Getting Rid of Rule Categories
When I wrote gramfuzz I didn’t want to have to specify a top-level rule to
encapsulate all sub rules, such as <expression>
or <start>
. I added the
concept of “categories” that I could bucket sets of rules into, with the
intention of being able to tell the fuzzer to generate random rules from
category X
.
I’ve gotten rid of this concept - it’s the same as specifying the top-level rule that I was against for some reason, and it adds one more level of indirection that isn’t needed.
PRNG Performance
Resmack started off using Rust’s rand
crate. I quickly learned that the rand
crate is slow, especially after
trying a few other PRNG implementations.
I bounced around a few times between different PRNG implementations that worked
with the rand
crate, before ultimately giving up on rand
altogether.
Resmack currently uses
the xoshiro128** (star star)
algorithm,
that I directly ported into Rust.
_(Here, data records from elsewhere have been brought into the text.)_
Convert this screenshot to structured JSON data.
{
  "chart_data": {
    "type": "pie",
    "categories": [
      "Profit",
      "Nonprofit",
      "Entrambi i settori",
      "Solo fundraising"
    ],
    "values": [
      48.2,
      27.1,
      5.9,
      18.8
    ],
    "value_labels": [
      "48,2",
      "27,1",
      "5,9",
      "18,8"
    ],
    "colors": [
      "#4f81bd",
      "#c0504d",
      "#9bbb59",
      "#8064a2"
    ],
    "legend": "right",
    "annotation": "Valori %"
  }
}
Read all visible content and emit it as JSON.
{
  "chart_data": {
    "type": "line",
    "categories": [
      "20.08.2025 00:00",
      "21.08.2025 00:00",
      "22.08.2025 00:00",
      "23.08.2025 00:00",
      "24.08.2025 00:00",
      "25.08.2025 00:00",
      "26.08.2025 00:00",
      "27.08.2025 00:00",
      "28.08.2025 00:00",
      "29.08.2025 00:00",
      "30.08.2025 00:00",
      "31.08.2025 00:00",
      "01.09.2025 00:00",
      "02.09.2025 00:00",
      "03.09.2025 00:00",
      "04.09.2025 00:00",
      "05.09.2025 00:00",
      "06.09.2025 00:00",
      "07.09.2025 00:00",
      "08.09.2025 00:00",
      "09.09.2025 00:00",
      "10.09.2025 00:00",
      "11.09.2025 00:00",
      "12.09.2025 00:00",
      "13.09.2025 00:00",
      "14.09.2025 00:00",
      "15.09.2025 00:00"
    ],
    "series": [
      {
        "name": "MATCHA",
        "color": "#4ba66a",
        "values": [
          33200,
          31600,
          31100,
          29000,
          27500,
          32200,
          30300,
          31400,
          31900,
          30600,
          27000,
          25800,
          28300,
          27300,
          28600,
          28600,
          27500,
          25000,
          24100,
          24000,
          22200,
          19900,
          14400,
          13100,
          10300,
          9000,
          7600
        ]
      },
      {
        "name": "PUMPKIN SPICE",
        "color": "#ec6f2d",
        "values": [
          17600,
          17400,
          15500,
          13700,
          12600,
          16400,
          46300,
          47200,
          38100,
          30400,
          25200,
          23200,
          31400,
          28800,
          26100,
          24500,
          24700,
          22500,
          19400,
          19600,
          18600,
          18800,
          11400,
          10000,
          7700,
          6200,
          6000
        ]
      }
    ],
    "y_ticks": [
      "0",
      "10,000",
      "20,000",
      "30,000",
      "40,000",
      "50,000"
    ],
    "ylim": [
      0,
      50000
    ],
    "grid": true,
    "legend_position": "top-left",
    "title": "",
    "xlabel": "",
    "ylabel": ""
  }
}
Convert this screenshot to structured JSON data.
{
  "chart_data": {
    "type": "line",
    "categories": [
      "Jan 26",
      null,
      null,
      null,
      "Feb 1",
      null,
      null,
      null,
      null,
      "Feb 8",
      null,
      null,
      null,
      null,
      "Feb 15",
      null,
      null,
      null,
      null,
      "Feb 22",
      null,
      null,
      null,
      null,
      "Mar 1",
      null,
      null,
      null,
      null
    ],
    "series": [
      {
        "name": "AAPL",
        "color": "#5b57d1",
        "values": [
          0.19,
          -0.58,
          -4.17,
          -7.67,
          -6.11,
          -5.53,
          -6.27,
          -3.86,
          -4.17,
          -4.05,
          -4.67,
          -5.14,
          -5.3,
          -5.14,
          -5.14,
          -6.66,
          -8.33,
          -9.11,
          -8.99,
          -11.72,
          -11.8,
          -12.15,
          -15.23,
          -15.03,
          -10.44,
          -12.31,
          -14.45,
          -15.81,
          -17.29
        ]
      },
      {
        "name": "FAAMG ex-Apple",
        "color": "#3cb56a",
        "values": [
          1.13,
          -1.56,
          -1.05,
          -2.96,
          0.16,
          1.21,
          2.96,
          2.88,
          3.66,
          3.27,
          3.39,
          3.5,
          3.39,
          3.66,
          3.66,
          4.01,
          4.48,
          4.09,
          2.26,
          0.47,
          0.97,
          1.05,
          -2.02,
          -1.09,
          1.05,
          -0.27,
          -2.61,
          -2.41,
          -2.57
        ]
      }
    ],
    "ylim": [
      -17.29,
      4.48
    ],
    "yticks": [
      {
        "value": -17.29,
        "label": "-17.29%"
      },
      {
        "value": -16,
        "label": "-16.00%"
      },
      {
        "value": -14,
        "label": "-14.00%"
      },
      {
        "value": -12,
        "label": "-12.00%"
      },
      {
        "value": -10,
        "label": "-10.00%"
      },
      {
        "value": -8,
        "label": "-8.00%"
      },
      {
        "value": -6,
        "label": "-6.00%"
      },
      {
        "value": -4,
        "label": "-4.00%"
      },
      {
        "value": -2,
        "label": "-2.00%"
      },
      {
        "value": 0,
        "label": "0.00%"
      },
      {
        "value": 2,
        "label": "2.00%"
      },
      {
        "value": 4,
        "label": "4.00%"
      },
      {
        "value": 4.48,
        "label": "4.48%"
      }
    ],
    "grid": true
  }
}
I found it gave a good tradeoff between speed
and having a good distribution of values.
Since I’ve been comparing resmack’s performance to fzero, I also wanted to
compare resmack’s Xoshiro128** PRNG implementation with the one fzero uses.
The chart below includes my Xoshiro128**
rust implementation, fzero’s PRNG,
and the other rand
-compatible implementations that I tested.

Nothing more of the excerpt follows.